Home office legislative package – the big hit did not materialize
With the Covid-19 pandemic, working from home has gained massively in importance. Couple of days ago, the draft of the previously announced new legal regulation on remote working was published. The legislative package essentially contains specific clarifications and specifications as well as certain tax relief. However, the big hit did not materialize.
Changes in labor law
As before, the prerequisite for working from home is an agreement between the employer and the employee. According to the draft, this agreement must be concluded in writing. However, according to the materials even an oral agreement will not be rendered invalid. There does not exist a right of the employee to work from home or a right of the employer to order an employee to work from home. The home office agreement can be terminated by either party with one month’s notice if there is an important reason.

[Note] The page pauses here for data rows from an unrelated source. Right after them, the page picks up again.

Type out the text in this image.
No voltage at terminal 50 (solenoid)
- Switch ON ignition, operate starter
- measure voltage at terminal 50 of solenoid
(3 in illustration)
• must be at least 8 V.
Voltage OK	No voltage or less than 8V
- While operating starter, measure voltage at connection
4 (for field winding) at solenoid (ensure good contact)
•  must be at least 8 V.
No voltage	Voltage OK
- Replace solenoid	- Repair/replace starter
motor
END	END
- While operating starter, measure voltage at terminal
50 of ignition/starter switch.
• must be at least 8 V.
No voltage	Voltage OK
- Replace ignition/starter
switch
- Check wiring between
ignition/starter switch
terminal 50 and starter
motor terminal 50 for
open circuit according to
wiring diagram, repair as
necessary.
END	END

An important reason may be substantial changes in the operational requirements or significant changes in the employee’s living situation that no longer allow working from home.

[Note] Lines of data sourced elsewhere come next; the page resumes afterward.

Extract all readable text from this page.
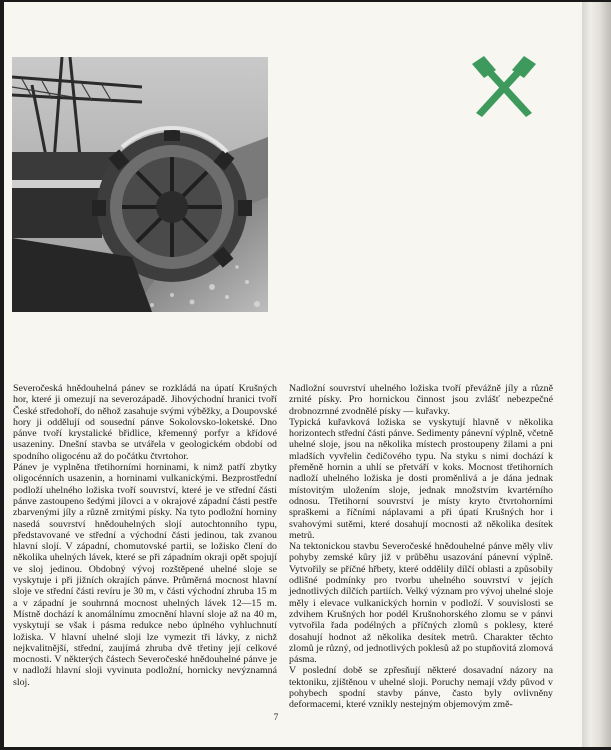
Severočeská hnědouhelná pánev se rozkládá na úpatí Krušných hor, které ji omezují na severozápadě. Jihovýchodní hranici tvoří České středohoří, do něhož zasahuje svými výběžky, a Doupovské hory ji oddělují od sousední pánve Sokolovsko-loketské. Dno pánve tvoří krystalické břidlice, křemenný porfyr a křídové usazeniny. Dnešní stavba se utvářela v geologickém období od spodního oligocénu až do počátku čtvrtohor.

Pánev je vyplněna třetihorními horninami, k nimž patří zbytky oligocénních usazenin, a horninami vulkanickými. Bezprostřední podloží uhelného ložiska tvoří souvrství, které je ve střední části pánve zastoupeno šedými jílovci a v okrajové západní části pestře zbarvenými jíly a různě zrnitými písky. Na tyto podložní horniny nasedá souvrství hnědouhelných slojí autochtonního typu, představované ve střední a východní části jedinou, tak zvanou hlavní slojí. V západní, chomutovské partii, se ložisko člení do několika uhelných lávek, které se při západním okraji opět spojují ve sloj jedinou. Obdobný vývoj rozštěpené uhelné sloje se vyskytuje i při jižních okrajích pánve. Průměrná mocnost hlavní sloje ve střední části revíru je 30 m, v části východní zhruba 15 m a v západní je souhrnná mocnost uhelných lávek 12—15 m. Místně dochází k anomálnímu zmocnění hlavní sloje až na 40 m, vyskytují se však i pásma redukce nebo úplného vyhluchnutí ložiska. V hlavní uhelné sloji lze vymezit tři lávky, z nichž nejkvalitnější, střední, zaujímá zhruba dvě třetiny její celkové mocnosti. V některých částech Severočeské hnědouhelné pánve je v nadloží hlavní sloji vyvinuta podložní, hornicky nevýznamná sloj.

Nadložní souvrství uhelného ložiska tvoří převážně jíly a různě zrnité písky. Pro hornickou činnost jsou zvlášť nebezpečné drobnozrnné zvodnělé písky — kuřavky.

Typická kuřavková ložiska se vyskytují hlavně v několika horizontech střední části pánve. Sedimenty pánevní výplně, včetně uhelné sloje, jsou na několika místech prostoupeny žilami a pni mladších vyvřelin čedičového typu. Na styku s nimi dochází k přeměně hornin a uhlí se přetváří v koks. Mocnost třetihorních nadloží uhelného ložiska je dosti proměnlivá a je dána jednak místovitým uložením sloje, jednak množstvím kvartérního odnosu. Třetihorní souvrství je místy kryto čtvrtohorními spraškemi a říčními náplavami a při úpatí Krušných hor i svahovými sutěmi, které dosahují mocnosti až několika desítek metrů.

Na tektonickou stavbu Severočeské hnědouhelné pánve měly vliv pohyby zemské kůry již v průběhu usazování pánevní výplně. Vytvořily se příčné hřbety, které oddělily dílčí oblasti a způsobily odlišné podmínky pro tvorbu uhelného souvrství v jejích jednotlivých dílčích partiích. Velký význam pro vývoj uhelné sloje měly i elevace vulkanických hornin v podloží. V souvislosti se zdvihem Krušných hor podél Krušnohorského zlomu se v pánvi vytvořila řada podélných a příčných zlomů s poklesy, které dosahují hodnot až několika desítek metrů. Charakter těchto zlomů je různý, od jednotlivých poklesů až po stupňovitá zlomová pásma.

V poslední době se zpřesňují některé dosavadní názory na tektoniku, zjištěnou v uhelné sloji. Poruchy nemají vždy původ v pohybech spodní stavby pánve, často byly ovlivněny deformacemi, které vznikly nestejným objemovým změ-

7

It was made clear that the employer is essentially obliged to provide the employee with any digital work equipment that may be required for regular work in the home office. If this work equipment is not made available, the employee is entitled to reimbursement of costs (lump sum). The framework conditions for working from home can now also be concluded in a works agreement.

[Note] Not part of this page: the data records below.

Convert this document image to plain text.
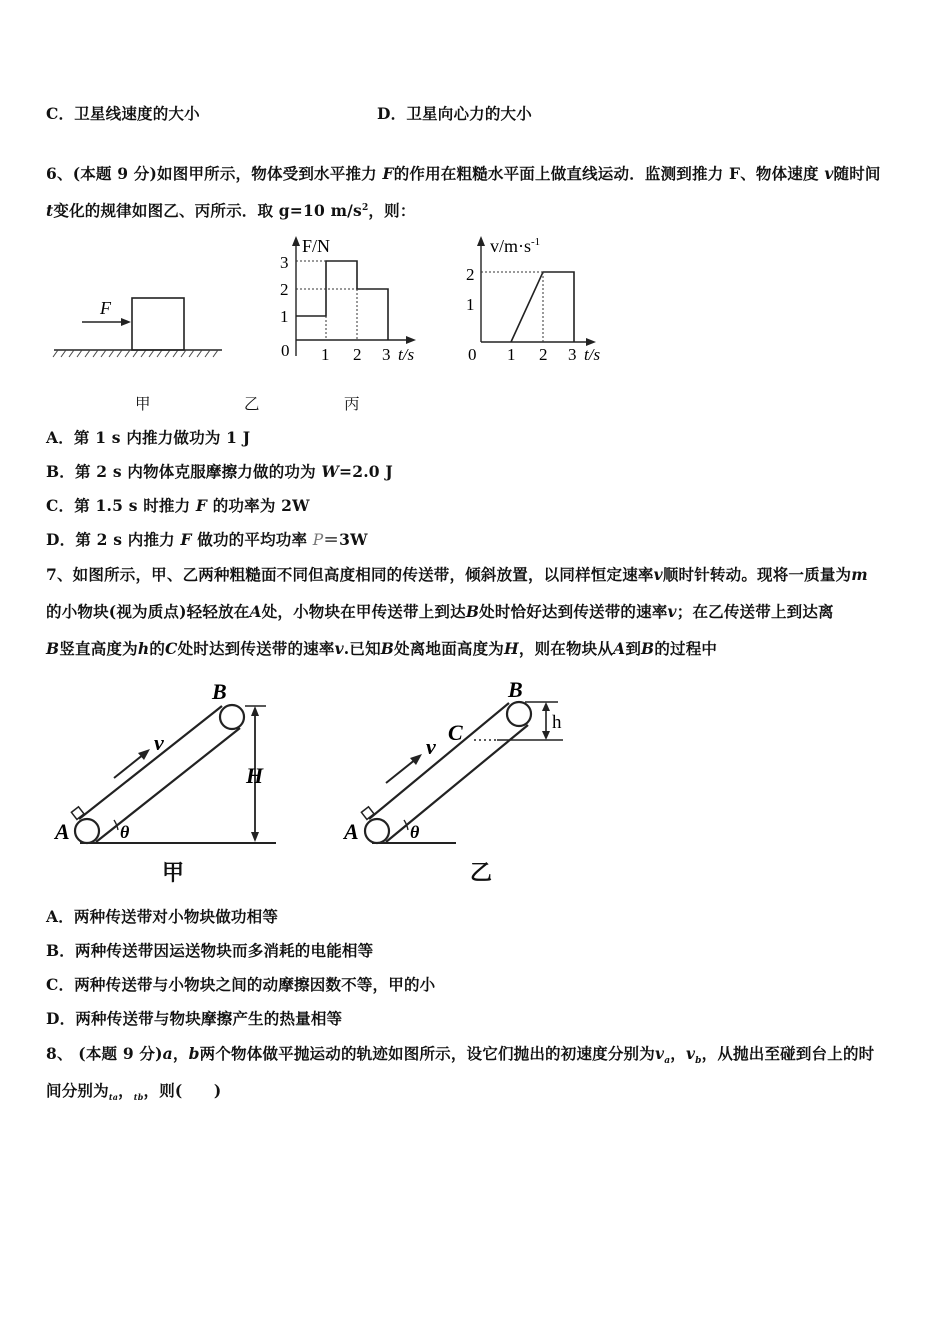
C．卫星线速度的大小	D．卫星向心力的大小
6、(本题 9 分)如图甲所示，物体受到水平推力 F的作用在粗糙水平面上做直线运动．监测到推力 F、物体速度 v随时间
t变化的规律如图乙、丙所示．取 g=10 $m/s^2$，则：
F
F/N
3
2
1
0 1 2 3 t/s
$v/m\cdot s^{-1}$
2
1
0 1 2 3 t/s
甲	乙	丙
A．第 1 s 内推力做功为 1 J
B．第 2 s 内物体克服摩擦力做的功为 W=2.0 J
C．第 1.5 s 时推力 F 的功率为 2W
D．第 2 s 内推力 F 做功的平均功率 P＝3W
7、如图所示，甲、乙两种粗糙面不同但高度相同的传送带，倾斜放置，以同样恒定速率v顺时针转动。现将一质量为m
的小物块(视为质点)轻轻放在A处，小物块在甲传送带上到达B处时恰好达到传送带的速率v；在乙传送带上到达离
B竖直高度为h的C处时达到传送带的速率v.已知B处离地面高度为H，则在物块从A到B的过程中
B
v
H
A	θ
B
C	h
v
A	θ
甲	乙
A．两种传送带对小物块做功相等
B．两种传送带因运送物块而多消耗的电能相等
C．两种传送带与小物块之间的动摩擦因数不等，甲的小
D．两种传送带与物块摩擦产生的热量相等
8、 (本题 9 分)a，b两个物体做平抛运动的轨迹如图所示，设它们抛出的初速度分别为$v_a$，$v_b$，从抛出至碰到台上的时
间分别为$_{ta}$，$_{tb}$，则(　　)
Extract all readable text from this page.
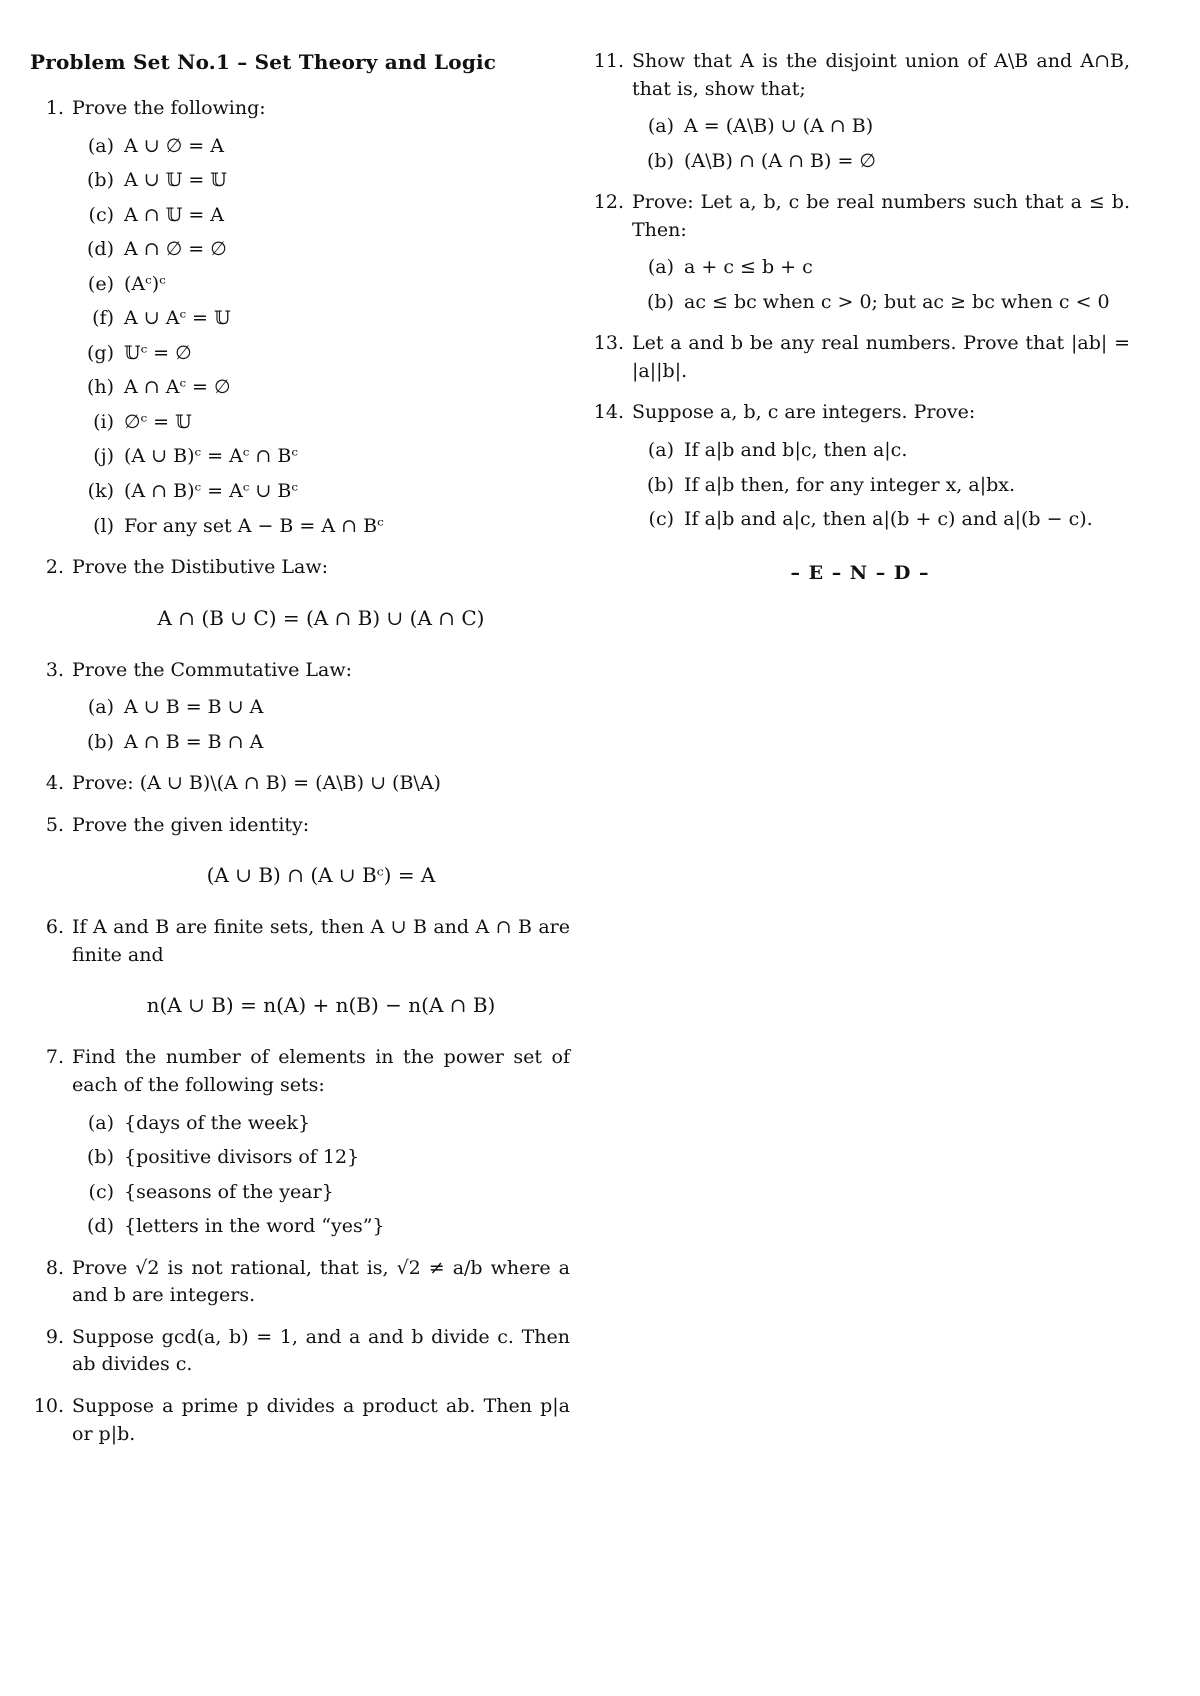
Problem Set No.1 – Set Theory and Logic
1. Prove the following:
(a) A ∪ ∅ = A
(b) A ∪ 𝕌 = 𝕌
(c) A ∩ 𝕌 = A
(d) A ∩ ∅ = ∅
(e) (Aᶜ)ᶜ
(f) A ∪ Aᶜ = 𝕌
(g) 𝕌ᶜ = ∅
(h) A ∩ Aᶜ = ∅
(i) ∅ᶜ = 𝕌
(j) (A ∪ B)ᶜ = Aᶜ ∩ Bᶜ
(k) (A ∩ B)ᶜ = Aᶜ ∪ Bᶜ
(l) For any set A − B = A ∩ Bᶜ
2. Prove the Distibutive Law:
A ∩ (B ∪ C) = (A ∩ B) ∪ (A ∩ C)
3. Prove the Commutative Law:
(a) A ∪ B = B ∪ A
(b) A ∩ B = B ∩ A
4. Prove: (A ∪ B)\(A ∩ B) = (A\B) ∪ (B\A)
5. Prove the given identity:
(A ∪ B) ∩ (A ∪ Bᶜ) = A
6. If A and B are finite sets, then A ∪ B and A ∩ B are finite and
n(A ∪ B) = n(A) + n(B) − n(A ∩ B)
7. Find the number of elements in the power set of each of the following sets:
(a) {days of the week}
(b) {positive divisors of 12}
(c) {seasons of the year}
(d) {letters in the word “yes”}
8. Prove √2 is not rational, that is, √2 ≠ a/b where a and b are integers.
9. Suppose gcd(a, b) = 1, and a and b divide c. Then ab divides c.
10. Suppose a prime p divides a product ab. Then p|a or p|b.
11. Show that A is the disjoint union of A\B and A∩B, that is, show that;
(a) A = (A\B) ∪ (A ∩ B)
(b) (A\B) ∩ (A ∩ B) = ∅
12. Prove: Let a, b, c be real numbers such that a ≤ b. Then:
(a) a + c ≤ b + c
(b) ac ≤ bc when c > 0; but ac ≥ bc when c < 0
13. Let a and b be any real numbers. Prove that |ab| = |a||b|.
14. Suppose a, b, c are integers. Prove:
(a) If a|b and b|c, then a|c.
(b) If a|b then, for any integer x, a|bx.
(c) If a|b and a|c, then a|(b + c) and a|(b − c).
– E – N – D –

The new “Home Office Act” explicitly stipulates that employee protection provisions also apply in principle to home offices, but the labor inspectorate is not authorized to enter private homes of an employee working from home without the employee’s consent.
Changes in social law
The clarification introduced with the 3rd COVID-19 Act according to which accidents that happen in the home office are considered occupational accidents has also been included in the new home office law.
Changes in tax law
Under tax law the new provisions bring a few “treats”: If the employer provides his employee with digital work equipment (e.g. computer, screen, keyboard, printer, mobile phone or the necessary data connection), this does not constitute a taxable benefit in kind for the employee. Payments by employers to compensate for the costs of working from home will be paid for a maximum of 100 days per calendar year in the amount of up to € 3 per home office day (= max. € 300 per year) as a tax-free working-from-home lump sum. Moreover, the number of home office days must be recorded in the payroll account. In addition, the amount of the working-from-home lump sum is to be made evident in the payroll account.
If the maximum amount of the home office lump sum is not fully utilized in the payment of the employer, the employee can claim work related deductions and additional expenses for the ergonomic furnishing of their workplace at home (desk, swivel chair, lighting) up to an amount of € 300.00 per year as income-related expenses. The prerequisite for this is that at least 42 days a year were worked exclusively from home. If the employee has borne higher equipment costs, it will be possible to take the excess amount into account until 2023 (the last year in which the regulation applies). The requirement to work from home for at least 42 days must be assessed separately for each assessment year. If these 42 home office days per calendar year are not reached, the tax advantage does not apply.
Employee representatives criticized, among other things, that this rigid regulation leads to unfair results if the required number of home office days is not achieved due to long sick leave or pregnancy. In this context, however, other questions also arise: For example, it is unclear what happens if an employee makes a purchase in anticipation of tax benefits, but the employer shortly thereafter terminates the home office agreement for operational reasons, for example. A legal clarification would be needed here.
The regulations will come into force on April 1st, 2021 and end in 2023 in order to then be evaluated.
This article is for general information only and does not replace legal advice. Haslinger / Nagele Rechtsanwälte GmbH assumes no liability for the content and correctness of this article.